In the closing moments of the Suzuka Grand Prix, Lewis Hamilton and George Russell were locked in a close battle for fifth place as a hard-pushing Carlos Sainz drew nearer. Ultimately Hamilton, who was better equipped with superior tyres, overtook Russell. However, he was then instructed to slow his pace to ensure that Russell remained within the DRS range. This strategy was aimed at preventing Russell from becoming an easy target for Sainz on the straights.

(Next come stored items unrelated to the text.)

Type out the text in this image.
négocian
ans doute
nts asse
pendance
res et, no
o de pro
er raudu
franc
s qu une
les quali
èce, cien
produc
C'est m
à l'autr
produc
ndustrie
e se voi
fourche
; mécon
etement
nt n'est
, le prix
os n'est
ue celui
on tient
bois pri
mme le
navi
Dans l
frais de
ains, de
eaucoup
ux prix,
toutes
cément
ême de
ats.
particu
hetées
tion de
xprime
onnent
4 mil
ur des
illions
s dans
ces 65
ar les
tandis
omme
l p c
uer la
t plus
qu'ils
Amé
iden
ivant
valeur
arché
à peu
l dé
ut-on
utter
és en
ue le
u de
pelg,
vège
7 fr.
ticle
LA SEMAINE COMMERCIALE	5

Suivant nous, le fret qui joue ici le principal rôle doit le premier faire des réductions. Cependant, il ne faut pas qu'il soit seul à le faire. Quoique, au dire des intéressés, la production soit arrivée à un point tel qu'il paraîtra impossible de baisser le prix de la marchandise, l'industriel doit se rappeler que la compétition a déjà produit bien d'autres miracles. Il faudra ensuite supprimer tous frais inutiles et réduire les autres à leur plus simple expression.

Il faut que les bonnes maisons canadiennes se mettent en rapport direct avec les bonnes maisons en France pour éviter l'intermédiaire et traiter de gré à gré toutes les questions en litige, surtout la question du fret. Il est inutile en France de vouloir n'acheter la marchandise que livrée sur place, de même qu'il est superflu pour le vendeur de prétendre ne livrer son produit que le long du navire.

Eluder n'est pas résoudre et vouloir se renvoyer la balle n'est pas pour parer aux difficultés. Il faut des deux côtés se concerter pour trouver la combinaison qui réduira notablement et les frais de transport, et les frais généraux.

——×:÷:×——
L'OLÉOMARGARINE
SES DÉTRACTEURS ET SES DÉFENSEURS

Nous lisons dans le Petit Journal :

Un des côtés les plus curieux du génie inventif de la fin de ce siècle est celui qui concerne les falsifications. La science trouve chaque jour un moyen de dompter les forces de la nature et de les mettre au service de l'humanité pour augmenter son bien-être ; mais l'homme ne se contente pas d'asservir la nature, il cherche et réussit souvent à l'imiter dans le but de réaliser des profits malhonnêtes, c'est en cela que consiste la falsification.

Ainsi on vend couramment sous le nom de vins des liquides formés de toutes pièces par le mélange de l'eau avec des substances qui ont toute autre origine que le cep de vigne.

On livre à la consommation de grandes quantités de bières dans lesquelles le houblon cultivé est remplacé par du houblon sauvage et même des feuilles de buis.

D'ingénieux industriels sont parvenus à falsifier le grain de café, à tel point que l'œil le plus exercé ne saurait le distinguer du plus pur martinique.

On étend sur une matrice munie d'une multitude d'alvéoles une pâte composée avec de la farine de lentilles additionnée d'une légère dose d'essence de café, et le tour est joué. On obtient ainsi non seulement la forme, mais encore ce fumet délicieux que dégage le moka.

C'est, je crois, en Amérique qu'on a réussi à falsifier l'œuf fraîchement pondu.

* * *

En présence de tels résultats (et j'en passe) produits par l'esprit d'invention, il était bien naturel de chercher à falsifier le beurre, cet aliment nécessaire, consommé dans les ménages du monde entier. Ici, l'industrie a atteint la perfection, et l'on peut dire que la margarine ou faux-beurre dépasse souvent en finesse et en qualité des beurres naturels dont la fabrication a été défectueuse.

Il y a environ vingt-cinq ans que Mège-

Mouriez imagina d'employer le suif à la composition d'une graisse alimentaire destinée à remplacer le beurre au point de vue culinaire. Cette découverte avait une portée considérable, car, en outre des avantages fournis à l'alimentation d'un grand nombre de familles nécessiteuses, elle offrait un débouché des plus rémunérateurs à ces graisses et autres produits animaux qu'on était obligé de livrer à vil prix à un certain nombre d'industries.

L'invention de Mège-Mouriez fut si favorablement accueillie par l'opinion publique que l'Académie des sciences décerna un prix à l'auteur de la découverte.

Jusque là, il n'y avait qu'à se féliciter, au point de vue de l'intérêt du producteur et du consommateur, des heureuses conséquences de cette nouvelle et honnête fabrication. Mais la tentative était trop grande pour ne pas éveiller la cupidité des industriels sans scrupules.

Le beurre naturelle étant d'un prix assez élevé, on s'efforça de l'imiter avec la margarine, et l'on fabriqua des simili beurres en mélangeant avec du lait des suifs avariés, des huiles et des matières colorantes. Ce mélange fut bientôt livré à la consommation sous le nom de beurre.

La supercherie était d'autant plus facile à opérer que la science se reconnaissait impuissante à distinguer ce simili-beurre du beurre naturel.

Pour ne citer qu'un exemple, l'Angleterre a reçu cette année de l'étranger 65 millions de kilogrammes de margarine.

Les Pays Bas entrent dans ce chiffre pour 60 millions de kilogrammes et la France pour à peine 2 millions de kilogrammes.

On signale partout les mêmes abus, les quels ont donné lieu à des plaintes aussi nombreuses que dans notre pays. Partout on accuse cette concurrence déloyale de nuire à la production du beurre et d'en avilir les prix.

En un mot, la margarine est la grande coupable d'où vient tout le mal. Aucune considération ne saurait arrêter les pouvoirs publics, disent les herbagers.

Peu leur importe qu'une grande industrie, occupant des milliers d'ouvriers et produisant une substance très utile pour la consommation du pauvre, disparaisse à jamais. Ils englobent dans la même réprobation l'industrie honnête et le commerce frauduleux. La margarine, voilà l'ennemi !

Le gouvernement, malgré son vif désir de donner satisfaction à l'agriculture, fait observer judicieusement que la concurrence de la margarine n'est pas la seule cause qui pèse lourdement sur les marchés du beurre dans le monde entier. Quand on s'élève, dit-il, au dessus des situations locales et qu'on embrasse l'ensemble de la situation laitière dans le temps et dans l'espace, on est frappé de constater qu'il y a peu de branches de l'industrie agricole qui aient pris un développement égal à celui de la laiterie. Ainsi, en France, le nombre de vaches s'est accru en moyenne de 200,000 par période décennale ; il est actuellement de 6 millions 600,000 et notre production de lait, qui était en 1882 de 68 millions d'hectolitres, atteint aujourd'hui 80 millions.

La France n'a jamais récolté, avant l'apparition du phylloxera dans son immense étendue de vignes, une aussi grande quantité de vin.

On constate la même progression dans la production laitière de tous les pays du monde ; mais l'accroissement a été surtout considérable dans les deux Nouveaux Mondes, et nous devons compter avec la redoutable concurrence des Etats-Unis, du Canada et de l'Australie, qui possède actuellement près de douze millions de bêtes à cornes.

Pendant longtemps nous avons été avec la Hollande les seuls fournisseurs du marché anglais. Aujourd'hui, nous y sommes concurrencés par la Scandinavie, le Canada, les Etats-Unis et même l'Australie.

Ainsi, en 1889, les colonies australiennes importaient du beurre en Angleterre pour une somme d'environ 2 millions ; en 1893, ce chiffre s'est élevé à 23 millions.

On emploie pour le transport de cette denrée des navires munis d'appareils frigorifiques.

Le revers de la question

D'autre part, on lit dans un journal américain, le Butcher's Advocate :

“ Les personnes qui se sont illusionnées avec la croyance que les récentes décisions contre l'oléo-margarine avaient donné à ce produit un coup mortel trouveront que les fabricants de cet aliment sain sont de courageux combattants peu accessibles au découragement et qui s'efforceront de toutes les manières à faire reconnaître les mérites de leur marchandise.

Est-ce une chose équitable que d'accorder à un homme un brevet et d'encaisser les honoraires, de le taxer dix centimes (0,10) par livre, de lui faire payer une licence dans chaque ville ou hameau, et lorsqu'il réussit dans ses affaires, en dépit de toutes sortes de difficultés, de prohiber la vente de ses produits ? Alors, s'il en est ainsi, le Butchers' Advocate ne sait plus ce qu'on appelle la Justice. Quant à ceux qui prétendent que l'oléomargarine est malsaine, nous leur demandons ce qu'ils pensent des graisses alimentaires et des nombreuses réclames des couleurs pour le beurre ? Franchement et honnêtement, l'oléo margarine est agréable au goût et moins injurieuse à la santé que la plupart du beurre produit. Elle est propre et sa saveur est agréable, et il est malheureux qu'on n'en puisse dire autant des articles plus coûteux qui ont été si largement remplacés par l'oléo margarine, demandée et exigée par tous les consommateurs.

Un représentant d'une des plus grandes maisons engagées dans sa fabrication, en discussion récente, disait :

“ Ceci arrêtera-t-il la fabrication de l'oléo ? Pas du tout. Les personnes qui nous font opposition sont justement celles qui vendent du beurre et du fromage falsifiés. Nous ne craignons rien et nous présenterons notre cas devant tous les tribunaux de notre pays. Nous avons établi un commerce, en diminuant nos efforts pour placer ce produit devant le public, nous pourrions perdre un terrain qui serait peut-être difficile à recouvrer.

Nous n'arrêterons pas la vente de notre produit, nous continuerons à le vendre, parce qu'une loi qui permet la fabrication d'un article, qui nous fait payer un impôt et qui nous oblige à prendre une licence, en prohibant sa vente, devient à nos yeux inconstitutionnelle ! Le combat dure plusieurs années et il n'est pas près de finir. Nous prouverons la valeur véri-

This maneuver recalls an incident from the previous week where Sainz had skillfully employed the same tactic to aid Lando Norris, effectively keeping the Mercedes team at bay. Yet, Hamilton raised concerns about the move, arguing that it limited his ability to create a sizable lead over Sainz. “I don’t think that was a good idea at all,” stated Hamilton. “When they suggested it to me, I knew that they had obviously thought of it from the last race, and it made no sense.”
Hamilton felt the need to get as far ahead as possible. He explained: “I was around two seconds ahead and they asked me then to give George DRS, so I had to come off the gas down the straight to get him 0.8s behind.” This led to Russell catching up thanks to the DRS but ultimately being overtaken. “He got DRS, but got overtaken, which was going to happen because he was on a one-stop and we were on a two,” Hamilton recalled.
Upon being overtaken by Sainz, Hamilton was at the mercy of his fellow competitor. This development made the final laps of the race challenging, causing Hamilton to acknowledge that Mercedes should have been satisfied with resolving for fifth and seventh places as opposed to a potential sixth and seventh. He argued that Mercedes could have better managed the situation between him and Russell, which ultimately led to lost time during this pivotal phase of the race.
“We should have swapped around earlier and I should have got as far ahead as possible to keep the gap as big as I could to the Ferrari,” Hamilton suggested. The struggle between him and Russell only complicated the race further. “The fact is we’re not fighting each other in the teams’ championship, as the drivers’ is not important where we are. What’s important is one of us finishes ahead of the Ferrari to keep the position [in the constructors’]. So today we really needed to work as a team,” he added.
The tension between Hamilton and Russel had been brewing throughout the Grand Prix, resulting in aggressive defensive manoeuvres from Hamilton. Despite appearing harsh towards Russell, Hamilton maintained that he had not crossed any boundaries. He even acknowledged that his performance had been slightly affected by a collision with Sergio Perez at the first corner.
“I was definitely aggressive, but I think it was good racing,” Hamilton said. “Honestly I shouldn’t really have been in that position.” He mentioned an issue affecting his driving during the race. “But I think I’ve picked up a little something on the right front and it just kept sniping the front right at the last corner and Turn 9. Then it wouldn’t turn through the hairpin.” Despite the struggle, Hamilton embraced the challenge, deeming the highly competitive nature of the race necessary for securing a favourable placement.